For now, on these operators gaussx.cholesky produces a dense MatrixLinearOperator and you sample as in section 1 (the dispatch path is just slower than it could be). The three tracking issues above carry full math + proposed APIs.

Where the dispatch wins¶

Setting	Σ structure	Root used	Why
Mean-field VI / factorised priors	Diagonal	((4))	Element-wise sqrt — no matrix anywhere
Spatio-temporal GPs (separable)	$K = K_{\rm space} \otimes K_{\rm time}$	((5))	Two small Choleskys instead of one $(N_s N_t)^3$
Independent ensembles / multi-output GPs	BlockDiag( $\Sigma_1, \ldots$ )	((6))	Embarrassingly parallel per output
State-space / Markov GPs (part 7)	Λ block-tridiagonal	((8))	Banded Cholesky → $O(N d^3)$ posterior sampling
Ensemble Kalman / low-rank GP priors	$\Sigma_0 + U D U^\top$	((9))	Sample $L_0\varepsilon_0 + U\sqrt{D}\,\varepsilon_1$ — never factorise the sum
2-Wasserstein / OT between Gaussians	symmetric sqrt $S$	((10))	Closed-form $W_2^2$ uses $\mathrm{tr}(\Sigma_1 + \Sigma_2 - 2(S_1 \Sigma_2 S_1)^{1/2})$
Antithetic / coupled sampling	any deterministic root	((1))	Same $\varepsilon$ across two distributions ⇒ correlated estimators
Reparameterised VI gradients	Cholesky $L$	((5))	$\nabla_\theta L \cdot \varepsilon$ propagates cleanly through `jax.grad`

Recap¶

Sampling = matvec against any root $R$ of Σ (((1))). gaussx exposes both Cholesky and symmetric sqrt; structured operators get structured roots.
$\mathrm{chol}(A \otimes B) = \mathrm{chol}(A) \otimes \mathrm{chol}(B)$ (((5))) and $\mathrm{chol}(\mathrm{BlockDiag}) = \mathrm{BlockDiag}(\mathrm{chol})$ (((6))) are both built into gaussx.cholesky.
Low-rank updates avoid the closed-form root by injecting the rank correction as a second independent draw (((9))).
Symmetric $S = S^\top$ (((10))) is the right choice for 2-Wasserstein, antithetic sampling, and any setting that wants $S^2 = \Sigma$ .

References¶

Rasmussen, C. E. & Williams, C. K. I. (2006).
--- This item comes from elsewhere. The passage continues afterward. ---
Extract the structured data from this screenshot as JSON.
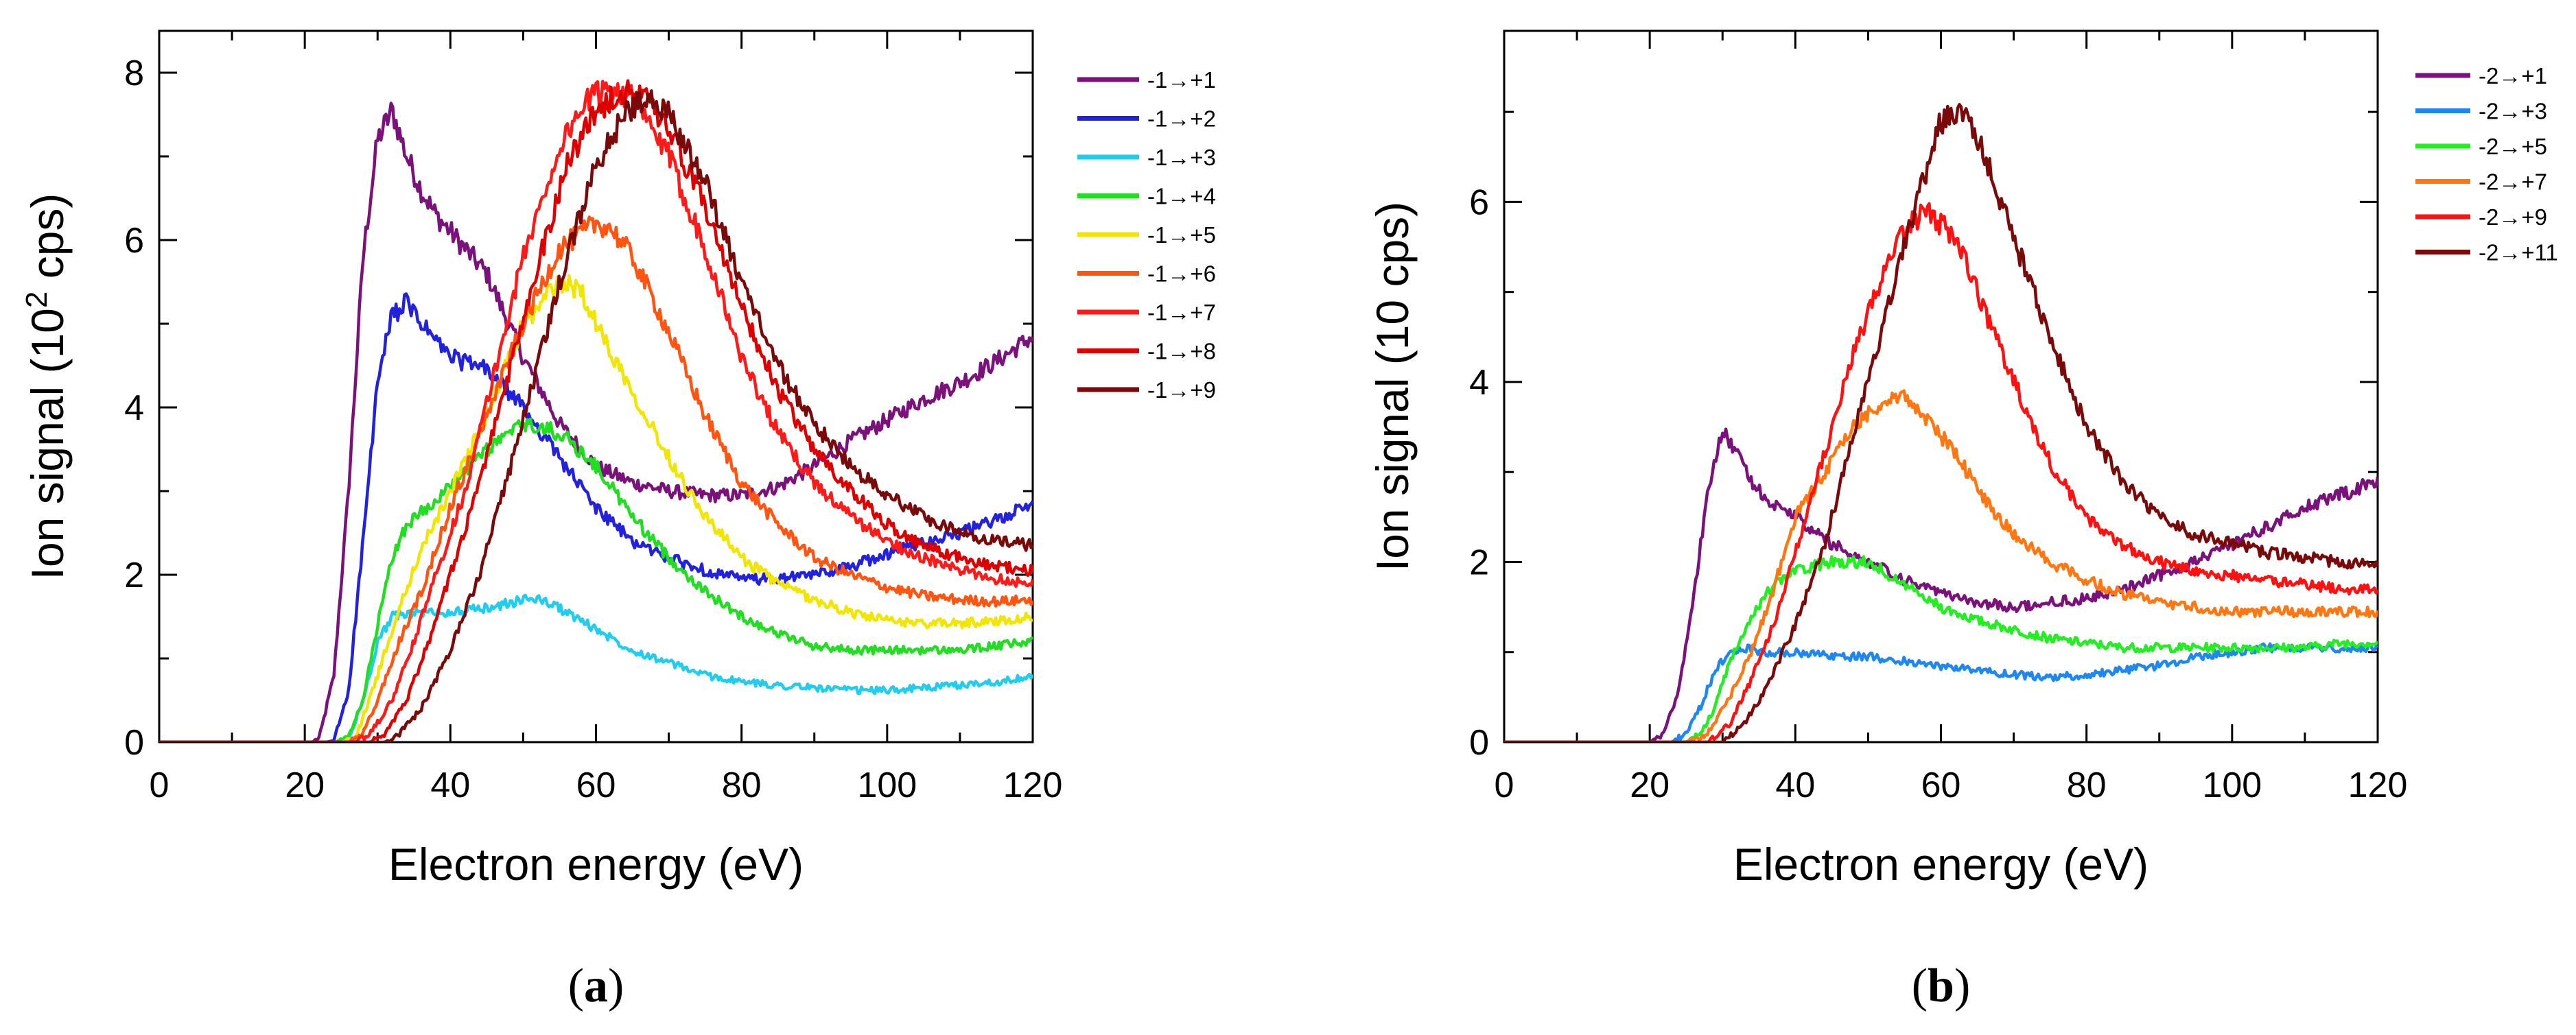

Gaussian Processes for Machine Learning. MIT Press, App. A.4.
Saatçi, Y. (2011). Scalable Inference for Structured Gaussian Process Models. PhD thesis, Cambridge.
Higham, N. J. (2008). Functions of Matrices: Theory and Computation. SIAM. (Symmetric square roots.)
Kingma, D. P. & Welling, M. (2014). Auto-encoding variational Bayes. ICLR. (Reparameterisation trick.)